Studying asteroids could help prevent global disaster

To learn more about how life formed on earth, scientists are exploring asteroids hundreds of millions of kilometers away, on the edge of our solar system.

CGTN’s Steve Mort explains. 

“We’re going to be learning a lot about the building blocks for planet, and the building blocks for life,” Humberto Campins with the OSIRIS-REx Science Team said.

In February, the OSIRIS-REx spacecraft will begin a detailed survey of the asteroid Bennu.

The asteroid is a 4.5-billion-year-old piece of debris, rich in organic molecules.

Like all asteroids, Bennu is material left over from the creation of the planets.

Bennu is on a collision course that could pose a threat to Earth in about 160 years.

“If we have to deflect Bennu, or another asteroid like it, our study of Bennu will help considerably in that process, Campins said.

NASA will gather a sample from Bennu’s surface in 2020.

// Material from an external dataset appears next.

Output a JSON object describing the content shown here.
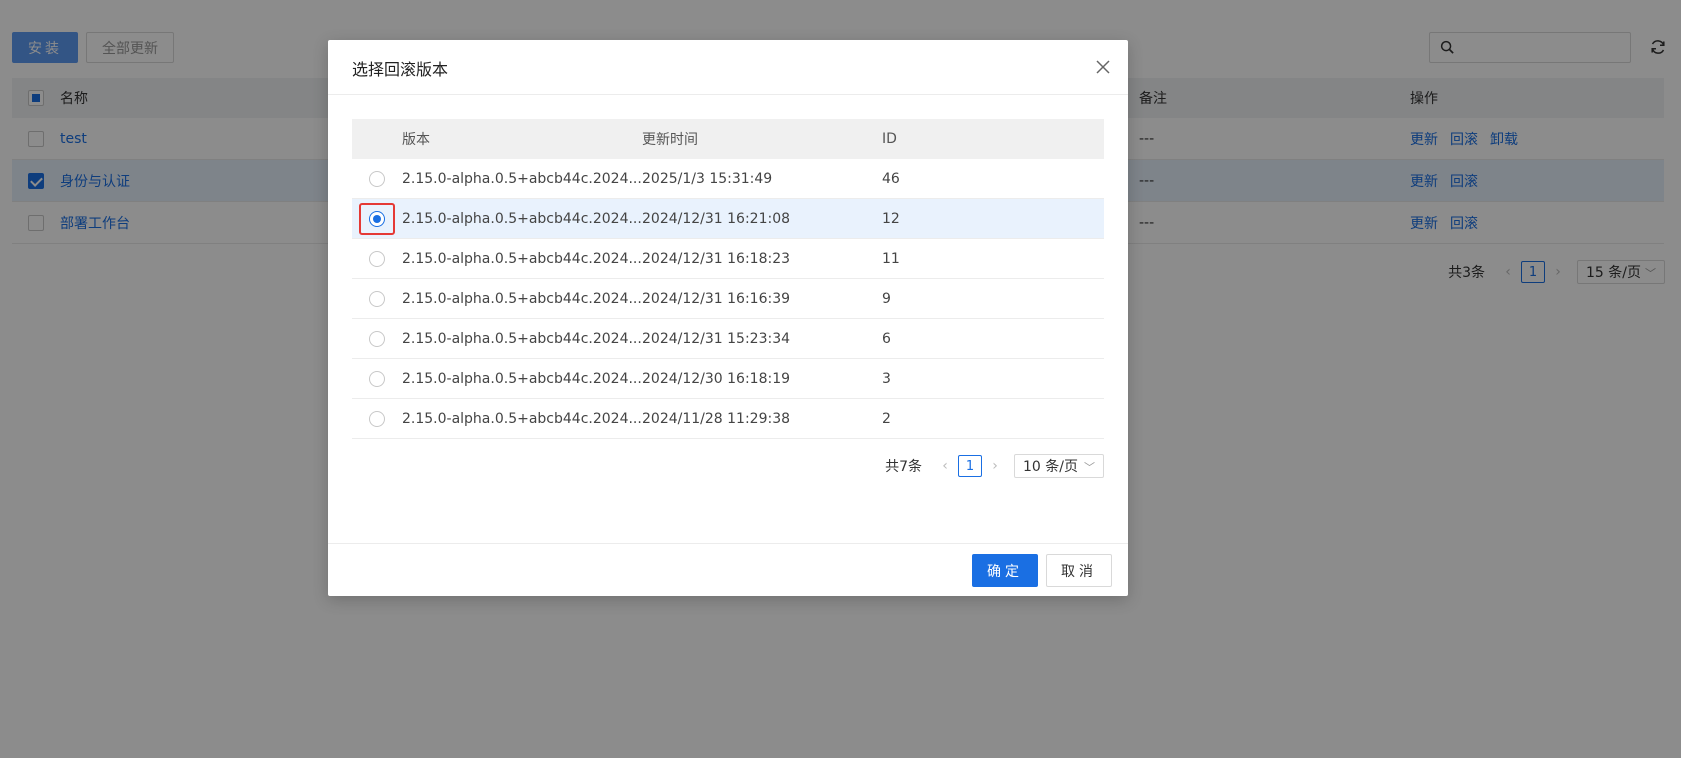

Another experiment is studying the movement of asteroid dirt.

“If you’re going to go to an asteroid, how is the surface going to react when you get there?”

This team sent a box of fake asteroid dirt into orbit, on board Virgin Galactic’s recent test flight.

To prod or poke the surface of a simulated asteroid, in these low gravitational environments, and see how it responds.

Other countries are exploring asteroids too. Japan deployed a German lander on Ryugu in October.

Meanwhile, the samples from Bennu that NASA sought in 2020 won’t arrive on earth in 2023.